Улыбнись навсегда (сборник) - Страница 2
Но если б и можно было что-то починить в себе, Галя Абрамовна все равно не стала бы связываться. Давно уже чувствовала она: стоит пошевелиться, как сразу становится ощутимым, тяжелеет вокруг нее воздух и, словно бы загустевая, сдавливает слабеющее тело; как трудно это – сделать целое движение рукой или ногой. При всякой попытке движения она чувствовала себя как человек, бредущий в воде по грудь, и это сопротивление давлению извне – только отнимало, понапрасну изнуряя, последние, такие необходимые силы.
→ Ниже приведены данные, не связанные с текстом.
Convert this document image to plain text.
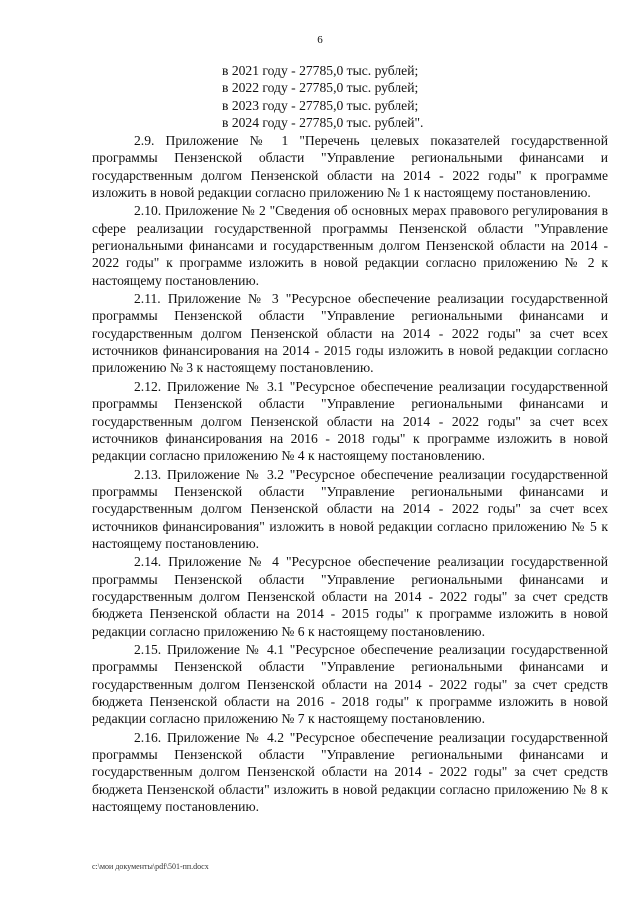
6
в 2021 году - 27785,0 тыс. рублей;
в 2022 году - 27785,0 тыс. рублей;
в 2023 году - 27785,0 тыс. рублей;
в 2024 году - 27785,0 тыс. рублей".

2.9. Приложение № 1 "Перечень целевых показателей государственной программы Пензенской области "Управление региональными финансами и государственным долгом Пензенской области на 2014 - 2022 годы" к программе изложить в новой редакции согласно приложению № 1 к настоящему постановлению.

2.10. Приложение № 2 "Сведения об основных мерах правового регулирования в сфере реализации государственной программы Пензенской области "Управление региональными финансами и государственным долгом Пензенской области на 2014 - 2022 годы" к программе изложить в новой редакции согласно приложению № 2 к настоящему постановлению.

2.11. Приложение № 3 "Ресурсное обеспечение реализации государственной программы Пензенской области "Управление региональными финансами и государственным долгом Пензенской области на 2014 - 2022 годы" за счет всех источников финансирования на 2014 - 2015 годы изложить в новой редакции согласно приложению № 3 к настоящему постановлению.

2.12. Приложение № 3.1 "Ресурсное обеспечение реализации государственной программы Пензенской области "Управление региональными финансами и государственным долгом Пензенской области на 2014 - 2022 годы" за счет всех источников финансирования на 2016 - 2018 годы" к программе изложить в новой редакции согласно приложению № 4 к настоящему постановлению.

2.13. Приложение № 3.2 "Ресурсное обеспечение реализации государственной программы Пензенской области "Управление региональными финансами и государственным долгом Пензенской области на 2014 - 2022 годы" за счет всех источников финансирования" изложить в новой редакции согласно приложению № 5 к настоящему постановлению.

2.14. Приложение № 4 "Ресурсное обеспечение реализации государственной программы Пензенской области "Управление региональными финансами и государственным долгом Пензенской области на 2014 - 2022 годы" за счет средств бюджета Пензенской области на 2014 - 2015 годы" к программе изложить в новой редакции согласно приложению № 6 к настоящему постановлению.

2.15. Приложение № 4.1 "Ресурсное обеспечение реализации государственной программы Пензенской области "Управление региональными финансами и государственным долгом Пензенской области на 2014 - 2022 годы" за счет средств бюджета Пензенской области на 2016 - 2018 годы" к программе изложить в новой редакции согласно приложению № 7 к настоящему постановлению.

2.16. Приложение № 4.2 "Ресурсное обеспечение реализации государственной программы Пензенской области "Управление региональными финансами и государственным долгом Пензенской области на 2014 - 2022 годы" за счет средств бюджета Пензенской области" изложить в новой редакции согласно приложению № 8 к настоящему постановлению.

c:\мои документы\pdf\501-пп.docx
Жизнь старухи была – остаток после вычитания почти всех физических способностей организма, работы почти всех органов чувств и, следовательно, утраты всех почти впечатлений бытия. Вернее сказать, жизнь ее и была – самое бытие, бытие не в себе, а – как бы это сказать? а так, как скажется, – бытие не в себе, а гуляющее само по себе, ничем почти, кроме себя самого, не заполненное, не вдающееся в собственные подробности за неимением их, почти уже бесформенно-чистое бытие. Существование ее из-жило, из-было себя – и, однако же, зачем-то задержалось здесь, на этом островке, окутанном туманами проваливающейся все время куда-то старческой памяти, на нейтральной полосе между жизнью и чем-то, где она не была ни разу, но знала, что все мы там будем. Будем, где нас не будет.
Но временами, временами – ее сознание выныривало из тумана, и вдруг выяснялось, что оно, ее полное сознание, и ум ее, рассудок – совсем не одно и то же, как она привыкла считать.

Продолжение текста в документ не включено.